What Clint Eastwood has not realised yet is that American Values now include blind obedience to power, and unquestioning support for whatever crimes are committed by the government. These "values" were not in the movie so Mr. Eastwood is now anti-American.

... My own experience is that knowing the ultimate direction of "Million Dollar Baby" - an organic development that in no way resembles a plot trick like that in "The Sixth Sense" - only deepened my second viewing of it.

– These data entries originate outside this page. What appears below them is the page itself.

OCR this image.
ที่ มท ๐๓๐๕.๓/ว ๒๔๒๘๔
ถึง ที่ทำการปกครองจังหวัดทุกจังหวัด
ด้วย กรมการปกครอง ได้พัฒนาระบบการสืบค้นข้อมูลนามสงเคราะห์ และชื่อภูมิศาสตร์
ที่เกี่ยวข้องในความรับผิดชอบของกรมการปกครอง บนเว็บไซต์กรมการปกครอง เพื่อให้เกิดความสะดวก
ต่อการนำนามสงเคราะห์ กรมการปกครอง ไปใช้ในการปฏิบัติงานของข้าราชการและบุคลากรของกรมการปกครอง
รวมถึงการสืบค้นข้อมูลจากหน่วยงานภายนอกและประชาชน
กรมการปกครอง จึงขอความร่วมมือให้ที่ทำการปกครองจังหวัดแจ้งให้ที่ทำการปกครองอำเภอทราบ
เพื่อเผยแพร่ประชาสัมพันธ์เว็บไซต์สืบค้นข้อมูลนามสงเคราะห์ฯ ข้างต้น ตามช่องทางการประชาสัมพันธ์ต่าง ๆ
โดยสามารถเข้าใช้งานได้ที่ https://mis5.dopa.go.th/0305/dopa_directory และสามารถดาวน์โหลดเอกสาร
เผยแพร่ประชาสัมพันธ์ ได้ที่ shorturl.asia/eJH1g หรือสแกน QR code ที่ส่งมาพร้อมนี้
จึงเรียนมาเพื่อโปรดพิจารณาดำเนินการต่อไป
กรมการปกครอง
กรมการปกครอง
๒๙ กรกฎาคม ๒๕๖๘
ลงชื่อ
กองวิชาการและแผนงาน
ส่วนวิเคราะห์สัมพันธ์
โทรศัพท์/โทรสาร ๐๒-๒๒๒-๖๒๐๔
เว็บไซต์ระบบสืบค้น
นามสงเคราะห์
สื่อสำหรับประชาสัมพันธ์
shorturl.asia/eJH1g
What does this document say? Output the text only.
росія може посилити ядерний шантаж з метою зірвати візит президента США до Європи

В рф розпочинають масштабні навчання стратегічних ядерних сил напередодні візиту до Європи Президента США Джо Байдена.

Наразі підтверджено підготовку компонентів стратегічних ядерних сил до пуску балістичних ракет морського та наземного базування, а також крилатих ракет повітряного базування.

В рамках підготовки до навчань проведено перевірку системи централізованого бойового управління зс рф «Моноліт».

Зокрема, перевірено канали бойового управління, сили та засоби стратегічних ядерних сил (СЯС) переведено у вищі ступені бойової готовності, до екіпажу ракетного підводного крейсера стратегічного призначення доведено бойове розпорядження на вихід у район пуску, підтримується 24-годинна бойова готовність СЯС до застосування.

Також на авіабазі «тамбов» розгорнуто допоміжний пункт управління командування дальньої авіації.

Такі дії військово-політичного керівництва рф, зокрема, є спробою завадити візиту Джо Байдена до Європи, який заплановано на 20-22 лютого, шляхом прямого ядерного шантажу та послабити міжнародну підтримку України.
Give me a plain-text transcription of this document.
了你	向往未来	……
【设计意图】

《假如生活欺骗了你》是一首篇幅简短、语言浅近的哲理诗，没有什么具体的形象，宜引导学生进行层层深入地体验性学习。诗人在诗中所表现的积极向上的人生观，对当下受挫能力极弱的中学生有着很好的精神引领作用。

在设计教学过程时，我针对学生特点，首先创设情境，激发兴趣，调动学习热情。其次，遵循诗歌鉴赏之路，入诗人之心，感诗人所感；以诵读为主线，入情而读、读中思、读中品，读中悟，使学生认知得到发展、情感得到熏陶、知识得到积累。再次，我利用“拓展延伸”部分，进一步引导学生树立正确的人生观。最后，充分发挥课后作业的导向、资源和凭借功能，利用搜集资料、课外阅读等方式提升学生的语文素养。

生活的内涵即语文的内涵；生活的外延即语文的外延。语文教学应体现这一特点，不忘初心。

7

Here is what so scandalously intrudes in the final third of Mr. Eastwood's movie: real life. A character we love - and we love all three principals, including the narrator, an old boxing hand played by Morgan Freeman - ends up in the hospital with a spinal-cord injury and wants to die. Whether that wish will be granted, and if so, how, is the question that confronts not just the leading characters but also a young and orthodox Roman Catholic priest (Brian F. O'Byrne). The script, adapted by Paul Haggis from stories by F. X. Toole, has a resolution, as it must. But the movie has a powerful afterlife precisely because it is not an endorsement of any position on assisted suicide - or, for that matter, of any position on the disabled, as some disability-rights advocates have charged in a separate protest. ...

Emphasis Mine

This is another view on what I commented on earlier in Piss on Pity. What worries me is the comment above - an organic development. Maybe for a fully-abled person, to have a disability means that it is natural for them to wish to die. It is not disability that causes these thoughts of suicide - it is the callousness of other fully-abled people that drives one to this end. This intolerance for imperfection (in thought, in deed, in appearance, in body) feeds off the insecurity of those pursuing it. These people resent every breath one takes, every sip one drinks, every morsel one eats - it is as if one is taking directly from their mouths. They think that if there were no imperfect people, then the world would be perfect.

Having read this other opinion about the movie, I am going yo have to see the movie and make up my own mind.